If you are starving when you arrive at a gathering and someone offers you 
a plate of brownies, you will not be able to resist. Make certain you've got
a nourishing snack handy to take the edge off; like unsalted almonds, 
a banana, or some whole grain crackers, or go for the vegetable tray.

Stay hydrated!! Many times what we think is hunger is actually thirst.
Make it a habit at social events to alternate between holiday
beverages and water. Alcohol, eggnog, and punches are loaded with empty
calories, plus alcohol is dehydrating.  Or create your own "mocktails"
with sparkling mineral water, and a splash of fruit juice with a little
cocktail-style garnish, like a lime or lemon wedge.

If at all possible, start off with soup and salad. Foods that contain water, 
like soup and salad greens, help us feel full faster.
This will increase hydration and you won't be quite so tempted to fill
up on other calorie-rich foods. 

Here's an idea; load up your plate with vegetables and a small piece of meat.
Eat the meat first because protein in your stomach turns off hunger
signals, then you'll be able to relax and eat more slowly.

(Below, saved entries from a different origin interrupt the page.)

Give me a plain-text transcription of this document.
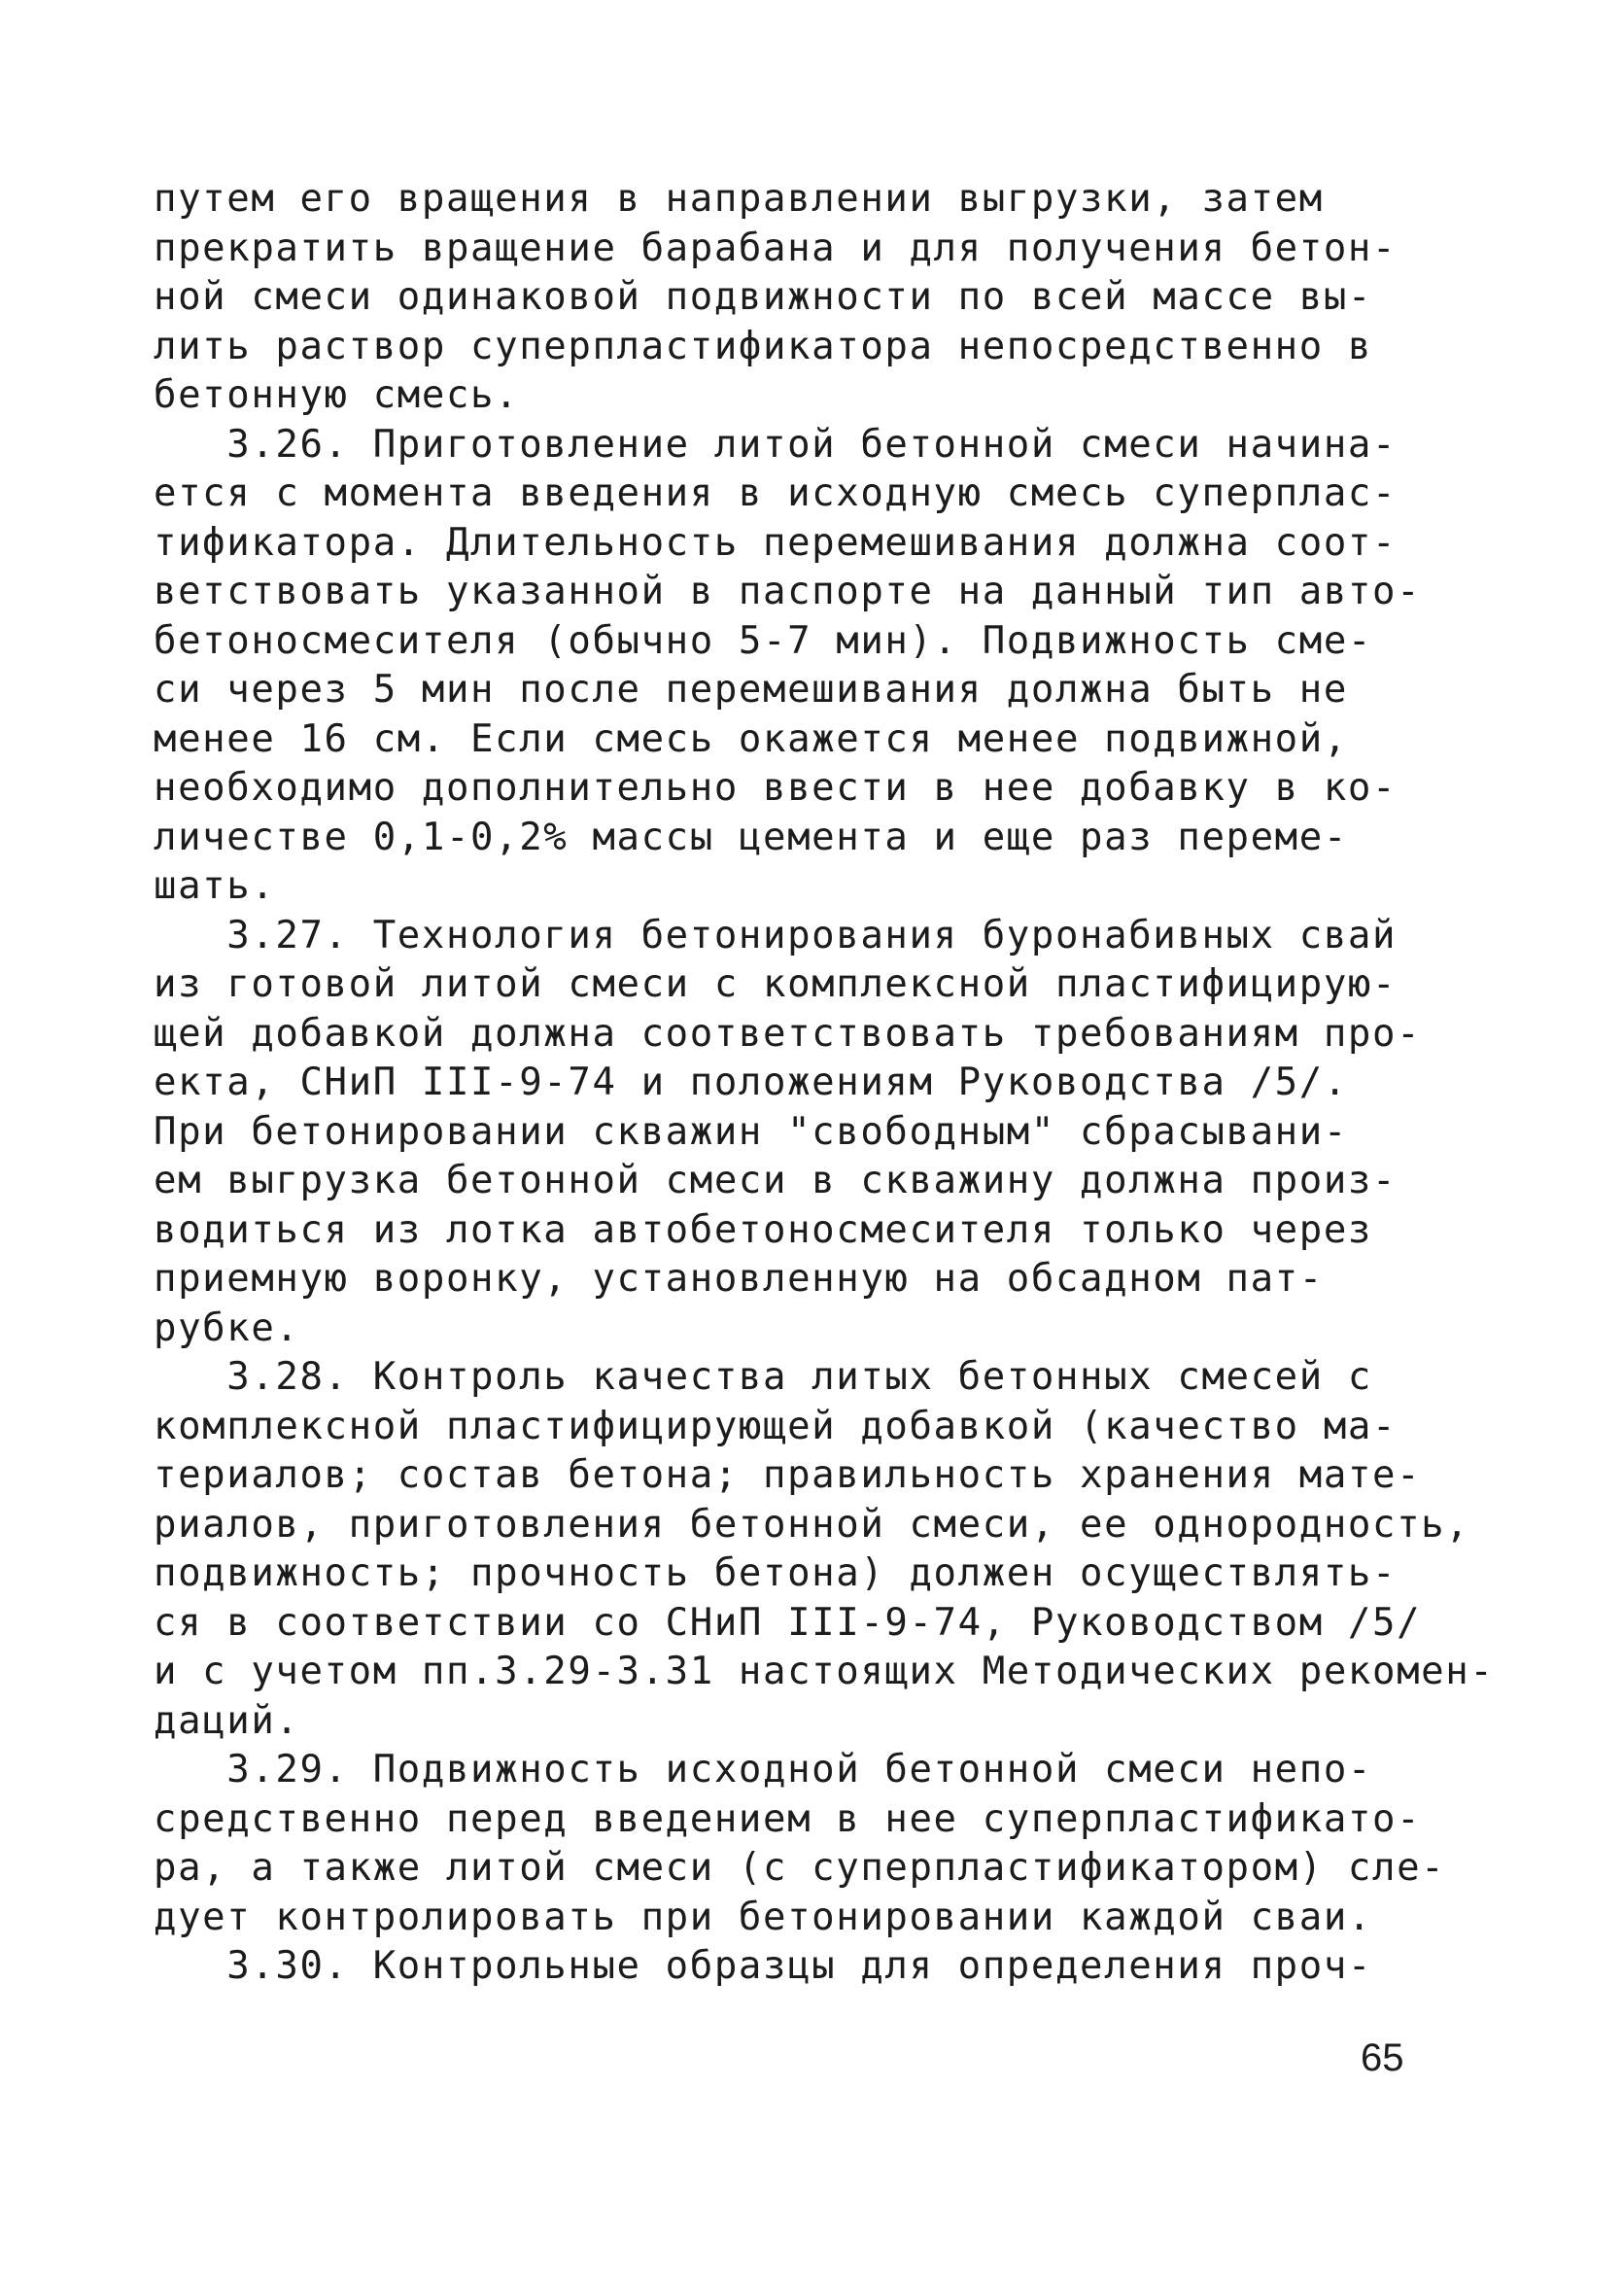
путем его вращения в направлении выгрузки, затем
прекратить вращение барабана и для получения бетон-
ной смеси одинаковой подвижности по всей массе вы-
лить раствор суперпластификатора непосредственно в
бетонную смесь.
3.26. Приготовление литой бетонной смеси начина-
ется с момента введения в исходную смесь суперплас-
тификатора. Длительность перемешивания должна соот-
ветствовать указанной в паспорте на данный тип авто-
бетоносмесителя (обычно 5-7 мин). Подвижность сме-
си через 5 мин после перемешивания должна быть не
менее 16 см. Если смесь окажется менее подвижной,
необходимо дополнительно ввести в нее добавку в ко-
личестве 0,1-0,2% массы цемента и еще раз переме-
шать.
3.27. Технология бетонирования буронабивных свай
из готовой литой смеси с комплексной пластифицирую-
щей добавкой должна соответствовать требованиям про-
екта, СНиП III-9-74 и положениям Руководства /5/.
При бетонировании скважин "свободным" сбрасывани-
ем выгрузка бетонной смеси в скважину должна произ-
водиться из лотка автобетоносмесителя только через
приемную воронку, установленную на обсадном пат-
рубке.
3.28. Контроль качества литых бетонных смесей с
комплексной пластифицирующей добавкой (качество ма-
териалов; состав бетона; правильность хранения мате-
риалов, приготовления бетонной смеси, ее однородность,
подвижность; прочность бетона) должен осуществлять-
ся в соответствии со СНиП III-9-74, Руководством /5/
и с учетом пп.3.29-3.31 настоящих Методических рекомен-
даций.
3.29. Подвижность исходной бетонной смеси непо-
средственно перед введением в нее суперпластификато-
ра, а также литой смеси (с суперпластификатором) сле-
дует контролировать при бетонировании каждой сваи.
3.30. Контрольные образцы для определения проч-
65
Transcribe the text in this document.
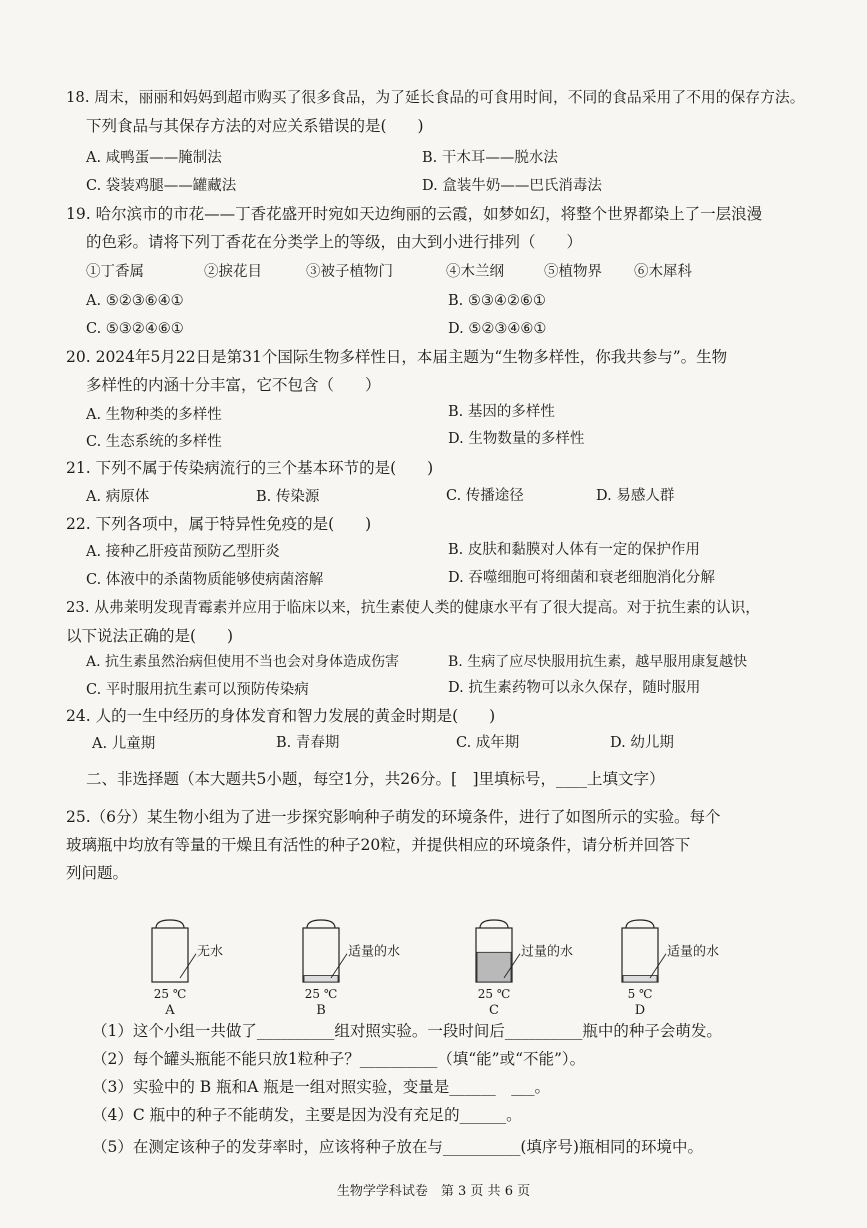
18. 周末，丽丽和妈妈到超市购买了很多食品，为了延长食品的可食用时间，不同的食品采用了不用的保存方法。
下列食品与其保存方法的对应关系错误的是(　　)
A. 咸鸭蛋——腌制法	B. 干木耳——脱水法
C. 袋装鸡腿——罐藏法	D. 盒装牛奶——巴氏消毒法
19. 哈尔滨市的市花——丁香花盛开时宛如天边绚丽的云霞，如梦如幻，将整个世界都染上了一层浪漫
的色彩。请将下列丁香花在分类学上的等级，由大到小进行排列（　　）
①丁香属	②捩花目	③被子植物门	④木兰纲	⑤植物界 ⑥木犀科
A. ⑤②③⑥④①	B. ⑤③④②⑥①
C. ⑤③②④⑥①	D. ⑤②③④⑥①
20. 2024年5月22日是第31个国际生物多样性日，本届主题为“生物多样性，你我共参与”。生物
多样性的内涵十分丰富，它不包含（　　）
A. 生物种类的多样性	B. 基因的多样性
C. 生态系统的多样性	D. 生物数量的多样性
21. 下列不属于传染病流行的三个基本环节的是(　　)
A. 病原体	B. 传染源	C. 传播途径	D. 易感人群
22. 下列各项中，属于特异性免疫的是(　　)
A. 接种乙肝疫苗预防乙型肝炎	B. 皮肤和黏膜对人体有一定的保护作用
C. 体液中的杀菌物质能够使病菌溶解	D. 吞噬细胞可将细菌和衰老细胞消化分解
23. 从弗莱明发现青霉素并应用于临床以来，抗生素使人类的健康水平有了很大提高。对于抗生素的认识，
以下说法正确的是(　　)
A. 抗生素虽然治病但使用不当也会对身体造成伤害	B. 生病了应尽快服用抗生素，越早服用康复越快
C. 平时服用抗生素可以预防传染病	D. 抗生素药物可以永久保存，随时服用
24. 人的一生中经历的身体发育和智力发展的黄金时期是(　　)
A. 儿童期	B. 青春期	C. 成年期	D. 幼儿期
二、非选择题（本大题共5小题，每空1分，共26分。[　]里填标号，____上填文字）
25.（6分）某生物小组为了进一步探究影响种子萌发的环境条件，进行了如图所示的实验。每个
玻璃瓶中均放有等量的干燥且有活性的种子20粒，并提供相应的环境条件，请分析并回答下
列问题。
无水
25 ℃
A
适量的水
25 ℃
B
过量的水
25 ℃
C
适量的水
5 ℃
D
（1）这个小组一共做了__________组对照实验。一段时间后__________瓶中的种子会萌发。
（2）每个罐头瓶能不能只放1粒种子？__________（填“能”或“不能”）。
（3）实验中的 B 瓶和A 瓶是一组对照实验，变量是______　___。
（4）C 瓶中的种子不能萌发，主要是因为没有充足的______。
（5）在测定该种子的发芽率时，应该将种子放在与__________(填序号)瓶相同的环境中。
生物学学科试卷　第 3 页 共 6 页
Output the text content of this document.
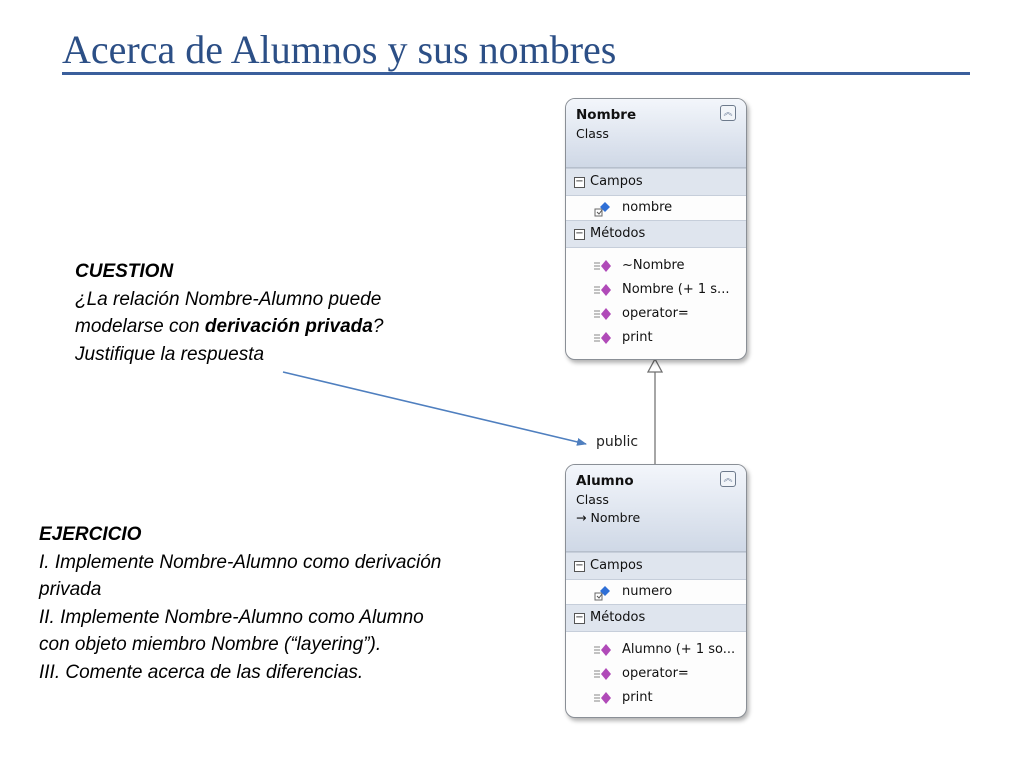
Acerca de Alumnos y sus nombres
public
Nombre
Class
︽
− Campos
nombre
− Métodos
~Nombre
Nombre (+ 1 s...
operator=
print
Alumno
Class
→ Nombre
︽
− Campos
numero
− Métodos
Alumno (+ 1 so...
operator=
print
CUESTION
¿La relación Nombre-Alumno puede
modelarse con derivación privada?
Justifique la respuesta
EJERCICIO
I. Implemente Nombre-Alumno como derivación
privada
II. Implemente Nombre-Alumno como Alumno
con objeto miembro Nombre (“layering”).
III. Comente acerca de las diferencias.
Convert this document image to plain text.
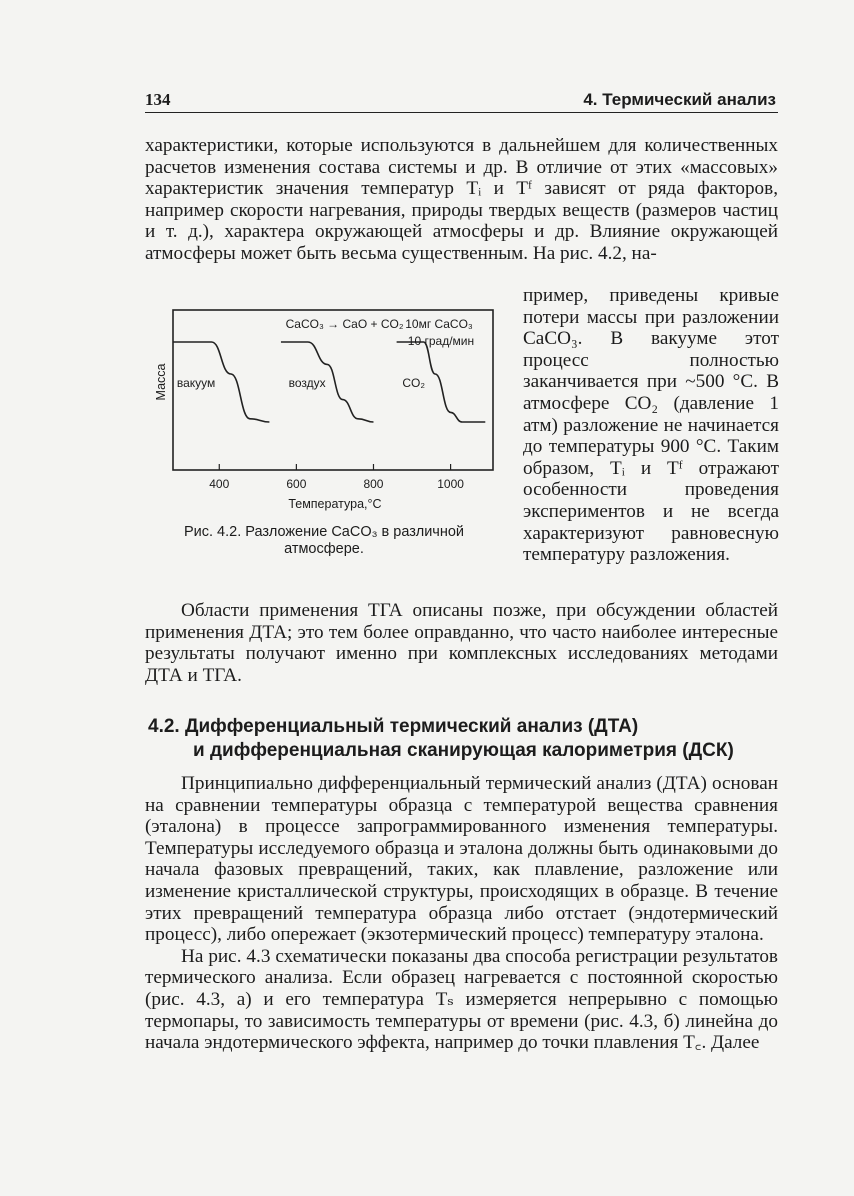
134	4. Термический анализ

характеристики, которые используются в дальнейшем для количественных расчетов изменения состава системы и др. В отличие от этих «массовых» характеристик значения температур Tᵢ и Tᶠ зависят от ряда факторов, например скорости нагревания, природы твердых веществ (размеров частиц и т. д.), характера окружающей атмосферы и др. Влияние окружающей атмосферы может быть весьма существенным. На рис. 4.2, на-

пример, приведены кривые потери массы при разложении CaCO₃. В вакууме этот процесс полностью заканчивается при ~500 °C. В атмосфере CO₂ (давление 1 атм) разложение не начинается до температуры 900 °C. Таким образом, Tᵢ и Tᶠ отражают особенности проведения экспериментов и не всегда характеризуют равновесную температуру разложения.
400	600	800	1000
Температура,°С
Масса вакуум	воздух	CO₂
CaCO₃ → CaO + CO₂ 10мг CaCO₃
10 град/мин
Рис. 4.2. Разложение CaCO₃ в различной
атмосфере.

Области применения ТГА описаны позже, при обсуждении областей применения ДТА; это тем более оправданно, что часто наиболее интересные результаты получают именно при комплексных исследованиях методами ДТА и ТГА.

4.2. Дифференциальный термический анализ (ДТА)
и дифференциальная сканирующая калориметрия (ДСК)

Принципиально дифференциальный термический анализ (ДТА) основан на сравнении температуры образца с температурой вещества сравнения (эталона) в процессе запрограммированного изменения температуры. Температуры исследуемого образца и эталона должны быть одинаковыми до начала фазовых превращений, таких, как плавление, разложение или изменение кристаллической структуры, происходящих в образце. В течение этих превращений температура образца либо отстает (эндотермический процесс), либо опережает (экзотермический процесс) температуру эталона.

На рис. 4.3 схематически показаны два способа регистрации результатов термического анализа. Если образец нагревается с постоянной скоростью (рис. 4.3, а) и его температура Tₛ измеряется непрерывно с помощью термопары, то зависимость температуры от времени (рис. 4.3, б) линейна до начала эндотермического эффекта, например до точки плавления T꜀. Далее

Here's another idea; wait 20 minutes before going back for seconds. 
It takes that much time for your stomach to get the message that you are already full.
If you rush back too soon, then you'll most likely get that "overstuffed" feeling.

Building exercise into your day!! MOVE! Take a walk or jog in place. If your
schedule is too hectic for a half-hour of exercise all at once, then split it into
10-minute workouts, three times a day. If you are traveling, take some resistance bands,
Those are always a lot of fun. If you make the effort, you won't feel so tired throughout the day.

Instead of the traditional pumpkin pie, here is a Pumpkin Custard recipe.
All the spicy goodness of pumpkin pie, but without the crust's fat and calories.


  • 1 16 oz. can pumpkin puree
  • 1 Tablespoon ground cinnamon
  • 2 teaspoons ground ginger
  • 1 teaspoon pumpkin pie spice
  • 2 Tablespoons raw organic honey
  • 1/2 cup heave cream
  • 1/8 cup water
  • 3 eggs, beaten

Preheat oven to 350 degrees. Butter six small custard cups and place in a baking dish with 1" of water.

Mix spices, honey, and pumpkin together well. Mix in the eggs, then stir in cream and water. Pour the mixture into the buttered custard cups. Bake for 30 to 45 minutes or until the custard is firm. Allow to cool before serving.

If you still feel like you want something a little sweeter to munch on, maybe find a friend to share it with. Many times, just a bite of dessert is enough to satisfy you without disrupting your diet plan.

Here's to your health!

I am joining Martha for Tea Cup Tuesday.

Pictures by Microsoft.

The Lord heals your diseases, redeems your life from the pit, satisfies you with good, shows compassion to his children, and knows your frame. The Lord is merciful and gracious, slow to anger and abounding in steadfast love.
Psalm 103: 3-14 


  1. SO TRUE! though i dont think i can every say "No Thanks" if i was being offered food by anyone hehe but the mocktails idea sounds great! i know i'll be gaining extra weight as usual every christmas and always struggling to lose it in the new year but i am trying your suggestion to even walk around the house and walk while watching tv when i cant do proper exercise or too cold to go outside for exercise, thanks soo much for sharing the recipe and my aim is to not eat too much this christmas! :)


  2. Great suggestions, Brenda! I like how you formulated it all, and I also like the pictures you used to illustrate the tips.

    I've also been making recipes with whole grain flours such as whole wheat, ground oats or a splash oatmeal flour, and white whole wheat flour (from 'blonde' wheat), and I use less sugar in treats when I can.